Capability	Best Open-Weights	Closed Frontier	Gap
SWE-Bench Pro	Kimi K2.6 (58.6%)	Opus 4.7 (64.3%), Mythos Preview (~77.8%)	5.7 / 19.2 points
Code Arena WebDev	Kimi K2.6 (1,529 Elo)	Opus 4.7 (1,565 Elo)	36 Elo
1M context	DeepSeek V4 Pro / GLM-5.1	Opus 4.7, GPT-5 Pro	comparable
Tool use reliability	Strong	Best (Opus 4.7)	small
Output price ($/1M)	$0.95 (Kimi)	$75 (Opus 4.7)	79x

For 70-80% of coding workflows, open-weights are sufficient. For the hardest 10-20%, escalate to Opus 4.7 or Mythos Preview via a router pattern.

Bundled access via OpenCode Go

The cheapest entry point in May 2026 is OpenCode Go:

$5 first month, $10/month thereafter.
5-hour rate limits across GLM-5.1, GLM-5, Kimi K2.5, Kimi K2.6, MiMo-V2-Pro, MiMo-V2-Omni, MiMo-V2.5-Pro, MiMo-V2.5, Qwen 3.5 Plus, Qwen 3.6 Plus, MiniMax M2.5, MiniMax M2.7.
Best for individual developers experimenting with the open-weights stack.

Per-token APIs from Atlas Cloud, Together AI, DeepInfra, and OpenRouter are better for production at scale.

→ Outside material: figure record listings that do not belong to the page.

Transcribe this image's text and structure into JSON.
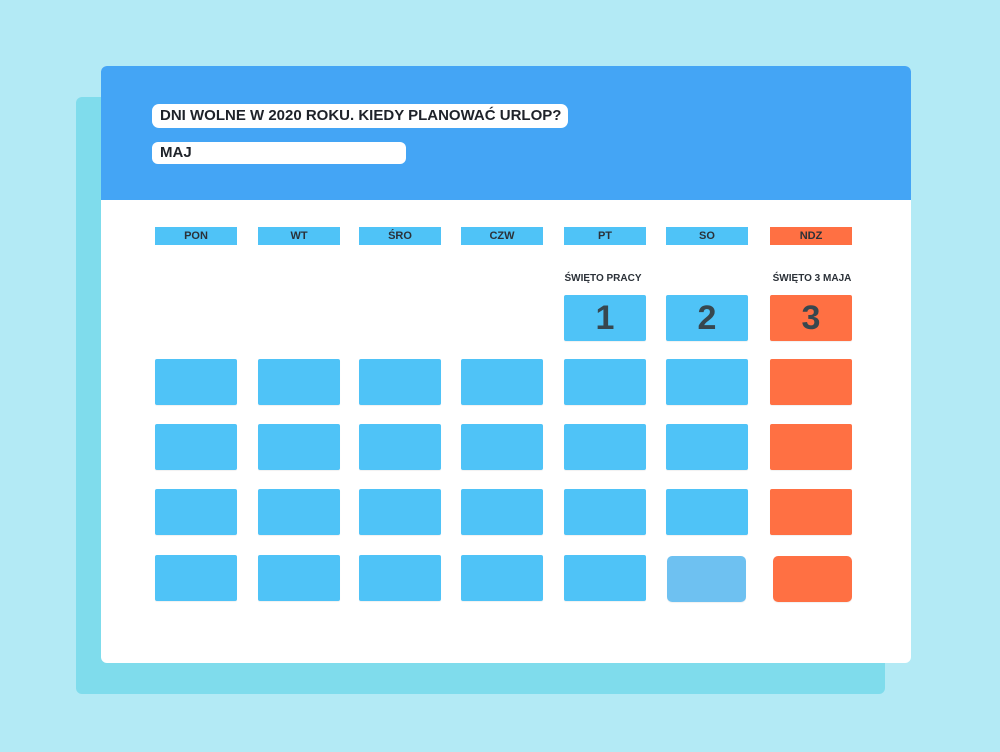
{
  "header": {
    "title": "DNI WOLNE W 2020 ROKU. KIEDY PLANOWAĆ URLOP?",
    "month": "MAJ"
  },
  "weekdays": [
    "PON",
    "WT",
    "ŚRO",
    "CZW",
    "PT",
    "SO",
    "NDZ"
  ],
  "holidays": {
    "friday": "ŚWIĘTO PRACY",
    "sunday": "ŚWIĘTO 3 MAJA"
  },
  "first_week": {
    "fri": "1",
    "sat": "2",
    "sun": "3"
  },
  "colors": {
    "page_background": "#b3eaf5",
    "header": "#44a5f5",
    "day_cell": "#4fc3f7",
    "sunday_cell": "#ff7043"
  }
}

Self-hosting cost analysis

Rough breakeven points for self-hosting vs hosted API (May 2026):

Model	Hardware	Hourly cost	Breakeven
Kimi K2.6	4× H200	~$8	~30B tokens/month
GLM-5.1	8× H200	~$16	~50B tokens/month
DeepSeek V4 Pro	8× H200	~$16	~50B tokens/month
Qwen 3.6 Plus	4× H200	~$8	~30B tokens/month

Above the breakeven, self-hosting wins on cost and gives you full data control. Below, hosted APIs are simpler.

Bottom line

In May 2026, Kimi K2.6 is the default open-weights coding model, with DeepSeek V4 Pro Max as the agentic specialist, GLM-5.1 as the self-hosted enterprise pick, Qwen 3.6 Plus as the multilingual specialist, and MiniMax M2.7 as the multimodal specialist. All five are within 5-7 percentage points of Claude Opus 4.7 on SWE-Bench Pro at 5-15% of the cost. For high-volume coding workloads, the right answer is a router that defaults to open-weights and escalates to Opus 4.7 or Mythos Preview only for hardest tasks.

Sources: BenchLM.ai Chinese leaderboard (April 2026), Atlas Cloud comparison (April 2026), artificialanalysis.ai (April 2026), DeepLearning.AI The Batch (April 2026), Arena.ai Code Arena (April 26, 2026), opencode.ai/go pricing (May 2026), llm-stats.com (May 2026).